Через пару минут к костру прибежал совсем молодой парнишка, худенький, но жилистый, подвижный, со смышленой живой рожицей.

— Фрол я! — солидно представился он, пригладив вихры на голове. — И Фрола сын. Семеновы мы отродясь были. Чего изволите, ваши благородия?

— Из Тымово ты?

— Нет, ваше благородие, из Верхней Армудани, а в Малом Тымово приказчиком служил, у купца Карлюкова Ивана Фомича, значитца. Оный из каторжников вышел, майданщиком был, а как на свободу выкупился, дело свое открыл и трактир…

майданщик — подпольный торговец на российской каторге.

— Хорошо, рассказывай, что да как в поселке, а лучше нарисуй, — я вырвал из тетрадки лист и дал его парню вместе с карандашом.

— Дык… — приказчик нерешительно пожал плечами. — Я вроде малевать не обучен. Может написать, чего? Грамоте как раз учен.

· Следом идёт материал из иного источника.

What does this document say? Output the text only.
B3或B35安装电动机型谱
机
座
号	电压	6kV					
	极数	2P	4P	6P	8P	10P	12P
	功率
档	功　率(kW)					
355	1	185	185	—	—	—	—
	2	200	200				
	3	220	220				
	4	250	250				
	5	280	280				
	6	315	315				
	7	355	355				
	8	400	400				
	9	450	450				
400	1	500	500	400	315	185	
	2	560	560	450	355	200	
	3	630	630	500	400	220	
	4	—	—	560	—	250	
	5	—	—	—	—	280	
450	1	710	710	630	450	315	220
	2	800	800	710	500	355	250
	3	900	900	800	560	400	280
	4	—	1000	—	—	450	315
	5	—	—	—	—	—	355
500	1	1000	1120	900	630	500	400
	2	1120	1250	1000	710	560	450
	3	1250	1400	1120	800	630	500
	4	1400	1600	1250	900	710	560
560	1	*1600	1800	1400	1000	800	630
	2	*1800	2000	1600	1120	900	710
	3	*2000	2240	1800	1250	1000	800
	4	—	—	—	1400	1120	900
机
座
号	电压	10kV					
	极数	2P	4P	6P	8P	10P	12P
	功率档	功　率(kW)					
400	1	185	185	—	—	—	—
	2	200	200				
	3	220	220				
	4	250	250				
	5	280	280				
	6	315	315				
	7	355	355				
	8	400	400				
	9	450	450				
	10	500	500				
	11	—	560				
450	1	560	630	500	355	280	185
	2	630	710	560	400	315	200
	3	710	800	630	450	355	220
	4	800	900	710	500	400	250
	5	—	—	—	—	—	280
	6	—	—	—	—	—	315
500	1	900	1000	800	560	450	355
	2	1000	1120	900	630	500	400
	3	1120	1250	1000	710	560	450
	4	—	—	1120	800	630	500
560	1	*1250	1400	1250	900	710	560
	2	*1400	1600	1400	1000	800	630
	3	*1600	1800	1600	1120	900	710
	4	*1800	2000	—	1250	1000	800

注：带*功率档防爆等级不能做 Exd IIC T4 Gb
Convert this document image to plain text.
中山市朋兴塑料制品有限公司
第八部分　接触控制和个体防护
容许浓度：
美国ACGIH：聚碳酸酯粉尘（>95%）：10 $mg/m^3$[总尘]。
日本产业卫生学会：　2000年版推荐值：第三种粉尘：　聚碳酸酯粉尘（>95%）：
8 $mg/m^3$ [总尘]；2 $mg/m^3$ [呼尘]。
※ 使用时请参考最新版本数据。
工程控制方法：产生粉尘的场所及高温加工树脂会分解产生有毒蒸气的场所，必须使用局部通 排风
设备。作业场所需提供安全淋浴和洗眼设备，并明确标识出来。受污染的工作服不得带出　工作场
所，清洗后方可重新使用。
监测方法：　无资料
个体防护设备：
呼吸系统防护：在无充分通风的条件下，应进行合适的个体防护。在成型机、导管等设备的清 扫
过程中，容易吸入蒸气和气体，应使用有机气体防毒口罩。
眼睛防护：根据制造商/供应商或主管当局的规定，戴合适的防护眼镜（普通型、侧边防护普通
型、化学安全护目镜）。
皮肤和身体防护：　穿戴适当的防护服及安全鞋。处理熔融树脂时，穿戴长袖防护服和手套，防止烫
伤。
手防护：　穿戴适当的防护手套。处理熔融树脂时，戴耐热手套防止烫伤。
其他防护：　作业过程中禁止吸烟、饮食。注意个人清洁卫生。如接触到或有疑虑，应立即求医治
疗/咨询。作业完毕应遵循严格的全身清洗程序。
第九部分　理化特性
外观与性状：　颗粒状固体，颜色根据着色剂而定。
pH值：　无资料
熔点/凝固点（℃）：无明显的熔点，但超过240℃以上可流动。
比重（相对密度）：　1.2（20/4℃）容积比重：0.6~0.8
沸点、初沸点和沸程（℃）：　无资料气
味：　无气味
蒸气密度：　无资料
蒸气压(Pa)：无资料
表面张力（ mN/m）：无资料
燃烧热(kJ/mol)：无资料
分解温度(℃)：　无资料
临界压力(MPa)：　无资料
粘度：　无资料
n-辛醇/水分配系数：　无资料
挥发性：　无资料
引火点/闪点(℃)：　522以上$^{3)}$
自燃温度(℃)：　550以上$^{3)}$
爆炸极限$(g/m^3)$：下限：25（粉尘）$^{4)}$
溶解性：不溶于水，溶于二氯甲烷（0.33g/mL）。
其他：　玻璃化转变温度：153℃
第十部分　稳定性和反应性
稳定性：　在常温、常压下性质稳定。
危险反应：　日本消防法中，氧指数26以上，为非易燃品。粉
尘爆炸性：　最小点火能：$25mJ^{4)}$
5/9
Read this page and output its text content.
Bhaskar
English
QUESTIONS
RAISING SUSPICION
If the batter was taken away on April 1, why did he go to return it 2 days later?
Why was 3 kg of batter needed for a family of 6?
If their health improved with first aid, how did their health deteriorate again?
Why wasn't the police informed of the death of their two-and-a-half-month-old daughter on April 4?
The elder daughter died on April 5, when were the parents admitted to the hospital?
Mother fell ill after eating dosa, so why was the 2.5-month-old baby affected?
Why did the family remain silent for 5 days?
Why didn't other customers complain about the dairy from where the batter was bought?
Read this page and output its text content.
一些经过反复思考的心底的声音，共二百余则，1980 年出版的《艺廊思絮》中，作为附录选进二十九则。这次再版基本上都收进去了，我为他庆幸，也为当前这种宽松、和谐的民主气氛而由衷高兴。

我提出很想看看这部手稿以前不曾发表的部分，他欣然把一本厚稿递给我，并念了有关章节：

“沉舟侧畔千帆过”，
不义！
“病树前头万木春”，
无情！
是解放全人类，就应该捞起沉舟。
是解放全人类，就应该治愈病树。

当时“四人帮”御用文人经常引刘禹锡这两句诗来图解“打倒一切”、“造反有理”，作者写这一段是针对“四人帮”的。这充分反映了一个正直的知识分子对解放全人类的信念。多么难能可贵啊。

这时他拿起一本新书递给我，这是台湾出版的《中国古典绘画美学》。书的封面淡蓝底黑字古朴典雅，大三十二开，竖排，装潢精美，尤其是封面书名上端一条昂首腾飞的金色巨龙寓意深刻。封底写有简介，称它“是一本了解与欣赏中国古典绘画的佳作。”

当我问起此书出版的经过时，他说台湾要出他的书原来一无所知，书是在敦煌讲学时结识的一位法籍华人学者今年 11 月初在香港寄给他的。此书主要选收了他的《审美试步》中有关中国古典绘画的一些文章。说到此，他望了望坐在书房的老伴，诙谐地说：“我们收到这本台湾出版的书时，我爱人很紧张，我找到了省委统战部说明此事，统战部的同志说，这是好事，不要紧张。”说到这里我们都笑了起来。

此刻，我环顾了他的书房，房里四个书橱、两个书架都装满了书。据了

— Вот так… — Стерлигов взял карандаш и начертил на бумаге квадратик. — Схематично. Квадратик — это дом, реку и дорогу — разными линиями. Как будто сверху на поселок смотришь.

— А-а-а! — парнишка просиял. — Это можно-с…

— И рассказывай, — добавил я. — Связь, то есть телефонные линии к Дербинскому и Рыковскому есть?